EU-Grüne ziehen in Justizkampf um Glyphosat

EU-Grüne ziehen in Justizkampf um Glyphosat

Jetzt weiterlesen! !

Für 0,59 € können Sie diesen Artikel erwerben.

Sie sind bereits Kunde?

Die Grünen im Europaparlament um Claude Turmes ziehen vor das höchste europäische Gericht. Sie fordern die vollständige Einsicht in Industrie-Studien zum Unkrautvernichter. Am vergangenen Sonntag hatte ein US-Forscher von acht "übersehenen" Tumorbefunden berichtet.

Europäische Grünen-Politiker um den Luxemburger Claude Turmes klagen vor dem EU-Gericht auf die vollständige Herausgabe von Industrie-Studien zum Unkrautvernichter Glyphosat.

Dass die zuständige Lebensmittelbehörde Efsa Teile von Untersuchungen unter Verweis auf die Rechte der Auftraggeber unter Verschluss halte, sei bei einem so sensiblen Thema nicht hinnehmbar, erklärten Vertreter der Partei am Donnerstag. Wirtschaftliche Interessen müssten in dem Fall dem öffentlichen Interesse untergeordnet werden.

Nicht mehr nur Rohdaten

Das auch auf luxemburgischen Feldern eingesetzte Glyphosat steht im Verdacht, Krebs zu verursachen. Allerdings kamen die Efsa und die europäische Chemikalienagentur Echa zu dem Schluss, dass verfügbare wissenschaftliche Erkenntnisse nicht ausreichten, um Glyphosat als krebserregend einzustufen.

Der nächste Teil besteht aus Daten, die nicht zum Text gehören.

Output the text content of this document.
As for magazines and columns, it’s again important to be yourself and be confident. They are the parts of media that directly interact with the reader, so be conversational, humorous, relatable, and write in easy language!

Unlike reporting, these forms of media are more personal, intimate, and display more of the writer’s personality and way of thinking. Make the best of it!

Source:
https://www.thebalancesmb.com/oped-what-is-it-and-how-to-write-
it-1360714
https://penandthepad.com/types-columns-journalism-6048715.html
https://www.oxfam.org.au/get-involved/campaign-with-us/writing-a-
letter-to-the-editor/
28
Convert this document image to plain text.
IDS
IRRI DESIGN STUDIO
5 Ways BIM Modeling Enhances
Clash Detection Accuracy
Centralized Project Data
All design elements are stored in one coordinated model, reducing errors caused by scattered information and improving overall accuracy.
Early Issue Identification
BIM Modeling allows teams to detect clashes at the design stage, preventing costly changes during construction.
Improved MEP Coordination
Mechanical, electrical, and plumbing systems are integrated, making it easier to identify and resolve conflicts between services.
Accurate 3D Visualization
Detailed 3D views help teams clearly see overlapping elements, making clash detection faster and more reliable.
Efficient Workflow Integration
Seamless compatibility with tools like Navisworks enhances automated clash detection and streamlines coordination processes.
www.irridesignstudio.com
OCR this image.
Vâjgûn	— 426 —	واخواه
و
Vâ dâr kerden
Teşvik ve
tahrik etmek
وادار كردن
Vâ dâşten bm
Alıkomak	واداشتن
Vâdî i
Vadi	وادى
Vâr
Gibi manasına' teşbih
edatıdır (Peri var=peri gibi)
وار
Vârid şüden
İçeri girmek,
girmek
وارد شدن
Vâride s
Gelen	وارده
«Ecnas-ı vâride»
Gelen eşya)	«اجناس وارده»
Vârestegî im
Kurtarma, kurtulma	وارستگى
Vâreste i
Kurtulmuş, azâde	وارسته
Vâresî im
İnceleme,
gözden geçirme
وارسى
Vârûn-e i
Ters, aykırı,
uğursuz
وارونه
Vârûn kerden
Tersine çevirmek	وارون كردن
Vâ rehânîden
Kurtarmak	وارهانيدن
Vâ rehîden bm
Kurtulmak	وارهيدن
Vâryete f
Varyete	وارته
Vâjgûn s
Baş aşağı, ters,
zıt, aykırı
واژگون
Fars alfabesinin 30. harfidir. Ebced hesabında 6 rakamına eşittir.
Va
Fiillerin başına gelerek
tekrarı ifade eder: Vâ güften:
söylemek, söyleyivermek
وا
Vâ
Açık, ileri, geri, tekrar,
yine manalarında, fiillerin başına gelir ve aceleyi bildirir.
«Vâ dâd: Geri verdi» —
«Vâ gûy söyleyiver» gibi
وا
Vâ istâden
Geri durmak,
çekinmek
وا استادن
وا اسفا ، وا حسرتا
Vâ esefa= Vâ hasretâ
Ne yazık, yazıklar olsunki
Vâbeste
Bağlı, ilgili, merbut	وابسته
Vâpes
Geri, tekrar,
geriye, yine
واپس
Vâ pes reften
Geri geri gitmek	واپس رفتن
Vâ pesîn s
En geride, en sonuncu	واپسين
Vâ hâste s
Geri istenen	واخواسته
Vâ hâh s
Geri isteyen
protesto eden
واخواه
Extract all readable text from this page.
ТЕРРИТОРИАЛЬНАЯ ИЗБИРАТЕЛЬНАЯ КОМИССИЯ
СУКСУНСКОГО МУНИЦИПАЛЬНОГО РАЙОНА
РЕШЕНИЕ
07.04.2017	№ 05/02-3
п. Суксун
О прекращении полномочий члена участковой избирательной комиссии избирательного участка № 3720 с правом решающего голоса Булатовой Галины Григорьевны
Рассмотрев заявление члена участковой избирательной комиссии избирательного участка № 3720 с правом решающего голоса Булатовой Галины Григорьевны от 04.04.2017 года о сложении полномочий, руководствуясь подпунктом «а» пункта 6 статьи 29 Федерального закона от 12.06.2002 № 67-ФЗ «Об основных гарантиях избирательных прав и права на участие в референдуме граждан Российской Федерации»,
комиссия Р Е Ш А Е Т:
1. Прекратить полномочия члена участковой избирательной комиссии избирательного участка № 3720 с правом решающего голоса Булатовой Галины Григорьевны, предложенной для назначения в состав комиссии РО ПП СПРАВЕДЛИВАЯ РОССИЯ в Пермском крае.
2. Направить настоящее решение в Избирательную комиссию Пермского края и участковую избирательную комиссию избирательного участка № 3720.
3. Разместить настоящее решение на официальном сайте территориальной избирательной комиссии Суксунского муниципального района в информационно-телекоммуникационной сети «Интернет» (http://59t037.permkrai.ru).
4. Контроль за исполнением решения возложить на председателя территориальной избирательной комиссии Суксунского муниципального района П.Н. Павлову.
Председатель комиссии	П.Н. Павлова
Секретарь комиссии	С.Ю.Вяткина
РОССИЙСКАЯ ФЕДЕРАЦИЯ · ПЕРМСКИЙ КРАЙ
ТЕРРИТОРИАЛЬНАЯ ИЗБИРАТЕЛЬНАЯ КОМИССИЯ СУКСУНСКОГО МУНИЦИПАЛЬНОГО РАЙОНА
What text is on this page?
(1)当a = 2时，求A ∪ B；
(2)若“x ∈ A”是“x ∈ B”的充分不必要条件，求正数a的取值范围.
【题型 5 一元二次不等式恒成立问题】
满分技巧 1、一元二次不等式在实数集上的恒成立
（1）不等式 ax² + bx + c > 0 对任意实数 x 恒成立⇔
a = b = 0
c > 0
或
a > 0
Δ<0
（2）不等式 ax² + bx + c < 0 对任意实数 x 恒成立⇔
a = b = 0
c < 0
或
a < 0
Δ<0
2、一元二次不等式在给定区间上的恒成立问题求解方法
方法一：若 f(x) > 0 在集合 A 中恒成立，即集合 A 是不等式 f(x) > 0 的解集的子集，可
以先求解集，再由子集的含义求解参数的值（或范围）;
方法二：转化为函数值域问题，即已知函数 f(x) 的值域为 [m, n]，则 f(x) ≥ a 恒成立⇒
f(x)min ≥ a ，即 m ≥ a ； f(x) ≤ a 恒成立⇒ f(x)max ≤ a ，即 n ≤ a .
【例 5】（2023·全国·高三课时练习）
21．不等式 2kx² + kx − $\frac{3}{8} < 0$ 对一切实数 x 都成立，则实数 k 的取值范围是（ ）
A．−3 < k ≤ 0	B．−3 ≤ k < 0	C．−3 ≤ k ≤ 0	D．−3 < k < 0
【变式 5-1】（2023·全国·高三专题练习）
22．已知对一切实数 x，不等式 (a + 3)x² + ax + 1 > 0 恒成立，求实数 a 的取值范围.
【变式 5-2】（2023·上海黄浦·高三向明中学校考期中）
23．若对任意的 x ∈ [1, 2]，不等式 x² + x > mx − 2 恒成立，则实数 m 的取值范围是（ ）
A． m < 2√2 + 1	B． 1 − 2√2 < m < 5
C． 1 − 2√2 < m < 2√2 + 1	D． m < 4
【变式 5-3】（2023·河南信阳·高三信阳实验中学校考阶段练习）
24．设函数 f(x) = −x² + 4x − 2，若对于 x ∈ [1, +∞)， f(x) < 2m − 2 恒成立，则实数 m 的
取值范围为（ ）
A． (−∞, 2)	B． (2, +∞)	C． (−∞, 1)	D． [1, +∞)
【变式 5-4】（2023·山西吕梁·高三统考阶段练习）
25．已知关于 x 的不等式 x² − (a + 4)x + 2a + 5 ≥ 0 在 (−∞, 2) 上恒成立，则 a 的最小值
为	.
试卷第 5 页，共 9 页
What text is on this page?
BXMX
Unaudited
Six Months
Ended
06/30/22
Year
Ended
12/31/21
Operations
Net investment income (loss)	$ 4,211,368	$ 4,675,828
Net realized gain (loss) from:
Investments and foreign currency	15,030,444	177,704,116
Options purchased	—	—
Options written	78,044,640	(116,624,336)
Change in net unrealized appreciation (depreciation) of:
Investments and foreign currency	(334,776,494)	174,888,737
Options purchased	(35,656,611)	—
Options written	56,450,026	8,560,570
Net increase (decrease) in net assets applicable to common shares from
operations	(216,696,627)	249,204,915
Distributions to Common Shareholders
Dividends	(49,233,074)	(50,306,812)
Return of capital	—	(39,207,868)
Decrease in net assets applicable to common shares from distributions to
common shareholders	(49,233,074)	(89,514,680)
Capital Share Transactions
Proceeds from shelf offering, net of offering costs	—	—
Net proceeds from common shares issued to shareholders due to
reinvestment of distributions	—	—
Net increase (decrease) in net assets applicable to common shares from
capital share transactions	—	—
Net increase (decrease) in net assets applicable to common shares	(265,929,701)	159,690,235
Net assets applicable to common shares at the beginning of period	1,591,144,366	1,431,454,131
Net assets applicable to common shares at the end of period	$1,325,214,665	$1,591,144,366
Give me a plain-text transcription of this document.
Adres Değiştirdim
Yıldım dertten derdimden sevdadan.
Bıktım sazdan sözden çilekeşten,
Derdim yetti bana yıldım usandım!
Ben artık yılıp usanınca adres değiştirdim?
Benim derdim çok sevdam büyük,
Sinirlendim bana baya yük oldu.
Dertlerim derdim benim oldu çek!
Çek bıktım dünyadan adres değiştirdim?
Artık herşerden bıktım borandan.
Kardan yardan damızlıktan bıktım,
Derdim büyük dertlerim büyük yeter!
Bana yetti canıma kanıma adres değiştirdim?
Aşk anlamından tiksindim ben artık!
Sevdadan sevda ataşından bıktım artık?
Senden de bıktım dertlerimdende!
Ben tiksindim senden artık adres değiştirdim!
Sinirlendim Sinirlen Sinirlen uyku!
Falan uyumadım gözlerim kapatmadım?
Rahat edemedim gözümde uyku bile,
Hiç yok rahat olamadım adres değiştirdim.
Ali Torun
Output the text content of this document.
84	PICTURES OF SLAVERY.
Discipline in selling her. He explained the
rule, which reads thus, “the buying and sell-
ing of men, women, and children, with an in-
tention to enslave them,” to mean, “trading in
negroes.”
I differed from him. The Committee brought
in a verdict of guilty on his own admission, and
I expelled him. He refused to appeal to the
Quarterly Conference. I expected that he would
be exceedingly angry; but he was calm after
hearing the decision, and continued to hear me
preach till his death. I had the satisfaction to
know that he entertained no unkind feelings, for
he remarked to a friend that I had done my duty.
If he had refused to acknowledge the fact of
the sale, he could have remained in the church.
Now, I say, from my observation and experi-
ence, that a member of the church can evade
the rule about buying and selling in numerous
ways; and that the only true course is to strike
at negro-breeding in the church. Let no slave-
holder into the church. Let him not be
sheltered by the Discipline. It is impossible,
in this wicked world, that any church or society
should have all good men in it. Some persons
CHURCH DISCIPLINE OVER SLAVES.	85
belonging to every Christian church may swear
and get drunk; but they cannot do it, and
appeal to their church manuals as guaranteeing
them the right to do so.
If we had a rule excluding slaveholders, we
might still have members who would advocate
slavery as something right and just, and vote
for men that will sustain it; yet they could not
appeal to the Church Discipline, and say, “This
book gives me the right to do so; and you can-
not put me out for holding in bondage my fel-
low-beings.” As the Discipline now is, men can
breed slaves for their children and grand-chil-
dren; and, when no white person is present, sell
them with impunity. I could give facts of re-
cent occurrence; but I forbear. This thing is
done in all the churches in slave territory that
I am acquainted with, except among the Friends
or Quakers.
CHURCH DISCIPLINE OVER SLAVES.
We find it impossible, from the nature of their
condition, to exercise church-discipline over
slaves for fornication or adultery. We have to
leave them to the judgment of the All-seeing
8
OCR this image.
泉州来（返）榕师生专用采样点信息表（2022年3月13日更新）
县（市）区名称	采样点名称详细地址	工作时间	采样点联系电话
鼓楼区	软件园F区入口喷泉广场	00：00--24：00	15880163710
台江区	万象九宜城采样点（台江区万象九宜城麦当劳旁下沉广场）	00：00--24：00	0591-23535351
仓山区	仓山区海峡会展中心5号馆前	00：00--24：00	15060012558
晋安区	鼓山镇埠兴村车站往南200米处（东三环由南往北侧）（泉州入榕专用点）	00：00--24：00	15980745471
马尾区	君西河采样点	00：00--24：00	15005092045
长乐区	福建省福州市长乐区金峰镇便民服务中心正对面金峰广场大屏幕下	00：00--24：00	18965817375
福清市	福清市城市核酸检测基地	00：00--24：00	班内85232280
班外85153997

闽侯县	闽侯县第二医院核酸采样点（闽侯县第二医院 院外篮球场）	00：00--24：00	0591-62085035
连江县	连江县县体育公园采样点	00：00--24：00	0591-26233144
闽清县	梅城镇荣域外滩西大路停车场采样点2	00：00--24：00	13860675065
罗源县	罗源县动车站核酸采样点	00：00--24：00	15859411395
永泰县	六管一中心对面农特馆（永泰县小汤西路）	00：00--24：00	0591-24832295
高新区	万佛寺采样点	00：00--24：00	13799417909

Die Grünen wollen deswegen nun alle den EU-Behörden vorliegenden Studien vollständig einsehen. Bislang sind von manchen nur die Rohdaten und Ergebnistabellen freigegeben worden.

Gefälschte Studien?

Die Efsa erklärt dazu, dass die veröffentlichten Teile ausreichten, um die von den Glyphosat-Herstellern zur Verfügung gestellten Studien zu prüfen und zu replizieren. Eine darüber hinausgehende Freigabe ist nach Auffassung der Behörde nach dem derzeitigen Rechtsrahmen nicht ohne Zustimmung der Auftraggeber möglich.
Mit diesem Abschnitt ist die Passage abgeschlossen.